Police in Donetsk region undergoes  practical training on crime scene management

August 06, 2021

This week, the EU Advisory Mission (EUAM) team of criminal investigation experts delivered practical training in Mariupol. Representatives of investigation, operative, and patrol police units in the Donetsk region learned more about best European practices in crime scene management and crime scene protection, investigative interviewing using the PEACE model and searching for the relevant information in the open sources. Officers underwent different practical scenarios      where they could practice their new skills.

The PEACE Model of investigative interviewing was developed in the early 1990s as a collaborative effort between law enforcement and psychologists in England and Wales. This model takes a conversational, non-confrontational approach to getting information from an investigation interview subject. It was designed to reduce the number of false confessions   recorded due to overly aggressive interviewing tactics.

The PEACE model is an investigative interviewing method that comprises five  basic steps using the PEACE letters to prompt the different phase names of the interview life cycle. The first “P” phase represents ‘preparation and planning’ that includes reviewing the case and preparing an interview plan.  The second ‘E’ phase means ‘engage and explain’ that aims to set out the reasons or objectives for the interview. An introduction appropriate to the circumstances of the interview. A proper relationship should be formed between the interviewer and interviewee.

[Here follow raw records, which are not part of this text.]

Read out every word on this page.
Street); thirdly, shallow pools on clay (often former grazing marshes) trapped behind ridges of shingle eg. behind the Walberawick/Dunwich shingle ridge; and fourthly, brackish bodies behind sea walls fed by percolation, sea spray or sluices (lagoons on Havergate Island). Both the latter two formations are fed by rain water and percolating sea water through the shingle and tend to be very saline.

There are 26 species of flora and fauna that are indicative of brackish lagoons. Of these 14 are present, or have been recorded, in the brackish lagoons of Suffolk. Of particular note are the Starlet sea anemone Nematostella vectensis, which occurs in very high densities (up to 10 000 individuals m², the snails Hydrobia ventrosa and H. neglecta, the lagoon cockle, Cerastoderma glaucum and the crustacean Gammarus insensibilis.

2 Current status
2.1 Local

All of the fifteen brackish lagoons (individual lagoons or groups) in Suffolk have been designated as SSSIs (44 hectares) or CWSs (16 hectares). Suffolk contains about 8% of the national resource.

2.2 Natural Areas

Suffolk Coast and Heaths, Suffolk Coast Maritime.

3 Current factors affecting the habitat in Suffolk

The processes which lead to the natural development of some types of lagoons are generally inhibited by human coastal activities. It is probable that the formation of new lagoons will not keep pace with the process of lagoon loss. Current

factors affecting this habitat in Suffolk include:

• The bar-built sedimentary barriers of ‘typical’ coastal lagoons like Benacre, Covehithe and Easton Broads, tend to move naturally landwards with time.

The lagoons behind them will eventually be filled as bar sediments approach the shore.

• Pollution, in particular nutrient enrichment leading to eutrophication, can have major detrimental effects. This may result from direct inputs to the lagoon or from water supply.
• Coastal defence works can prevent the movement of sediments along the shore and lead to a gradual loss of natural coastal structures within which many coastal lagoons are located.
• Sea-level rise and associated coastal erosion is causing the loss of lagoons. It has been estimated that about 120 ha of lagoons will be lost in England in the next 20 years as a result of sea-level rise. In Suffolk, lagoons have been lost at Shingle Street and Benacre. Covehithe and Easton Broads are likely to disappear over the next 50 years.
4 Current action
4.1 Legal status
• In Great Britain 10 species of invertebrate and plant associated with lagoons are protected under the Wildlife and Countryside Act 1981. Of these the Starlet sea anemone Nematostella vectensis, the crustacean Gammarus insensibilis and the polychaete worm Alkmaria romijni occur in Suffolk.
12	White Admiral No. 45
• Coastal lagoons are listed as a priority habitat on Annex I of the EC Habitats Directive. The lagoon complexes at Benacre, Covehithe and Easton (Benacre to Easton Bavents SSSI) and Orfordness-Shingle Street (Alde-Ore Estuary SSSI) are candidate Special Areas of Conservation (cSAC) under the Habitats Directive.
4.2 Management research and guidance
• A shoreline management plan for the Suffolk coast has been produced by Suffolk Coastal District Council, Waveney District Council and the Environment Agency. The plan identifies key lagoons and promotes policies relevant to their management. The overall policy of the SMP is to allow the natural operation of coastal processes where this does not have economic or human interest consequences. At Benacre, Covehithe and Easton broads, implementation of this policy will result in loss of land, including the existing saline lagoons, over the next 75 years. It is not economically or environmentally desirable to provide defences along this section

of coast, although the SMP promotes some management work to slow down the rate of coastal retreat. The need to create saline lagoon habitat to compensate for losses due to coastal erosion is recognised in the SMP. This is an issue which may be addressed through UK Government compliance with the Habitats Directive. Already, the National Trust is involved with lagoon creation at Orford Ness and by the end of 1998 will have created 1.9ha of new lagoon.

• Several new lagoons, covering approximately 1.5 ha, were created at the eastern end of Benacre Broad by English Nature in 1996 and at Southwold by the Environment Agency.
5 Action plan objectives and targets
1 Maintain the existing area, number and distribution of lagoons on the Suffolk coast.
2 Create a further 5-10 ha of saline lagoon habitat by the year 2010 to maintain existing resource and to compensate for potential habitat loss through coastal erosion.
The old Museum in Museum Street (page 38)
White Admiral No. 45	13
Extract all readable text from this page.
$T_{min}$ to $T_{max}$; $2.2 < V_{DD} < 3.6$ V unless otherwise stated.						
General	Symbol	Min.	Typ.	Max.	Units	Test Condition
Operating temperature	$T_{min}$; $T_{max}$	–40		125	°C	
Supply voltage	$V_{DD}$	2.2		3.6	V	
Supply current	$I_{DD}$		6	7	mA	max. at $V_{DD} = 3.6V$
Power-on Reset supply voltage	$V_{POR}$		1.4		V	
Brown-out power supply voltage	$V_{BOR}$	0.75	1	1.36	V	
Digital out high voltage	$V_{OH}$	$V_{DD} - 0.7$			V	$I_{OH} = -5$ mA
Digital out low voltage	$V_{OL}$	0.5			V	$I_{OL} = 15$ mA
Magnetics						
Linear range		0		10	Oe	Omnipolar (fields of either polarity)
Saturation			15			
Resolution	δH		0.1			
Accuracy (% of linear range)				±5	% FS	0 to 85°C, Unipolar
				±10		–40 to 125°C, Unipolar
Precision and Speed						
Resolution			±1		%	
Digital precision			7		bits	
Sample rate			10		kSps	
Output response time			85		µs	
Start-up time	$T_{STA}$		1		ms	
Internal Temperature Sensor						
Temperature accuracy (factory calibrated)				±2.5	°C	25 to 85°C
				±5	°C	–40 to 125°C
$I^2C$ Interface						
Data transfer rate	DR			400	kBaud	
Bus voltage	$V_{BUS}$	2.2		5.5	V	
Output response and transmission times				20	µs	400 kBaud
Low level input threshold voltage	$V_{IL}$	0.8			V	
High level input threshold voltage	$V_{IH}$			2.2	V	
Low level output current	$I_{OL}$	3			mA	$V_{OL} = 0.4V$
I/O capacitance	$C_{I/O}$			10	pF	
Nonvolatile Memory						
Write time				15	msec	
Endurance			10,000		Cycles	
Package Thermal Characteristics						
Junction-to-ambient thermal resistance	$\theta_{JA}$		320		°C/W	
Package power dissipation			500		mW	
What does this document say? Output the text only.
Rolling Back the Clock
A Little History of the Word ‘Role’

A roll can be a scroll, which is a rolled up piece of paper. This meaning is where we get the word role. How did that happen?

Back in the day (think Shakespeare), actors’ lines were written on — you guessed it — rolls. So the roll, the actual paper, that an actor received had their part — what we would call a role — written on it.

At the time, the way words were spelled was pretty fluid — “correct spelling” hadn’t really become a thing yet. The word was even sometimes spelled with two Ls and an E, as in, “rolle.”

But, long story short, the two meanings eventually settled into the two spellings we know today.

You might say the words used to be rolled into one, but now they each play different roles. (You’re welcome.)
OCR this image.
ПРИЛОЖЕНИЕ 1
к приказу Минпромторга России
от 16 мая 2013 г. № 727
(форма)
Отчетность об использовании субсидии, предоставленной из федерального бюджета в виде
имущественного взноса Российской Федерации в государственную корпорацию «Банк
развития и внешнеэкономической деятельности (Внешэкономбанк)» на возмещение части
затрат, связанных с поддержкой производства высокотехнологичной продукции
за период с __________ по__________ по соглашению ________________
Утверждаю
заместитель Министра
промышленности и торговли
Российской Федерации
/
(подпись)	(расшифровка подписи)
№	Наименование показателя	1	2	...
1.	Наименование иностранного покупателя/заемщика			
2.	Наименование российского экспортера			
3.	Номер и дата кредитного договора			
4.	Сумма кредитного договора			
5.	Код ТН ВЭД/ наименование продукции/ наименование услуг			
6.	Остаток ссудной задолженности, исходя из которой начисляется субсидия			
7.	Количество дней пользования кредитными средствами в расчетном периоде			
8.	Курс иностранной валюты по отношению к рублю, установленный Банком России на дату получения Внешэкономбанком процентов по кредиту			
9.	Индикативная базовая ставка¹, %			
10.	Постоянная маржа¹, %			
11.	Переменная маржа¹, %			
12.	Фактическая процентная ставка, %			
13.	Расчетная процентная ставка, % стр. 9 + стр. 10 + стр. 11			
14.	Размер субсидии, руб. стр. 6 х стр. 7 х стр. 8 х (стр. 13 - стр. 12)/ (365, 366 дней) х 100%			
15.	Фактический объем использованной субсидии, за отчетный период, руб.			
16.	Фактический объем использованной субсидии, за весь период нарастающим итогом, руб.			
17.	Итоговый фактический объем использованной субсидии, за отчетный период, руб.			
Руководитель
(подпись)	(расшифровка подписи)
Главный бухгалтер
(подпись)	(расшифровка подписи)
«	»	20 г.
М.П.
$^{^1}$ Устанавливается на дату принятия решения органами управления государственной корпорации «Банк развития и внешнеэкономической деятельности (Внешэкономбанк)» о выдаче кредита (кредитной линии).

The third “A” phase represents ‘account clarification and challenge’ where the interviewing start the focus on the matter. It begins with an opening statement of the case detail and takes and develops an account of events.  The fourth “C” phase represents the ‘closure’ of the interview and ensures you have any statement, document or recording secured. 

Depending on the type of investigation, an interviewee statement may need to be signed to give the statement legal strength. The fifth and final “E” phase represents the ‘evaluation’ of the interview’s process and outcomes. The first consideration is whether the objectives of the interview were achieved. Decisions must then be made about whether any further interview is required.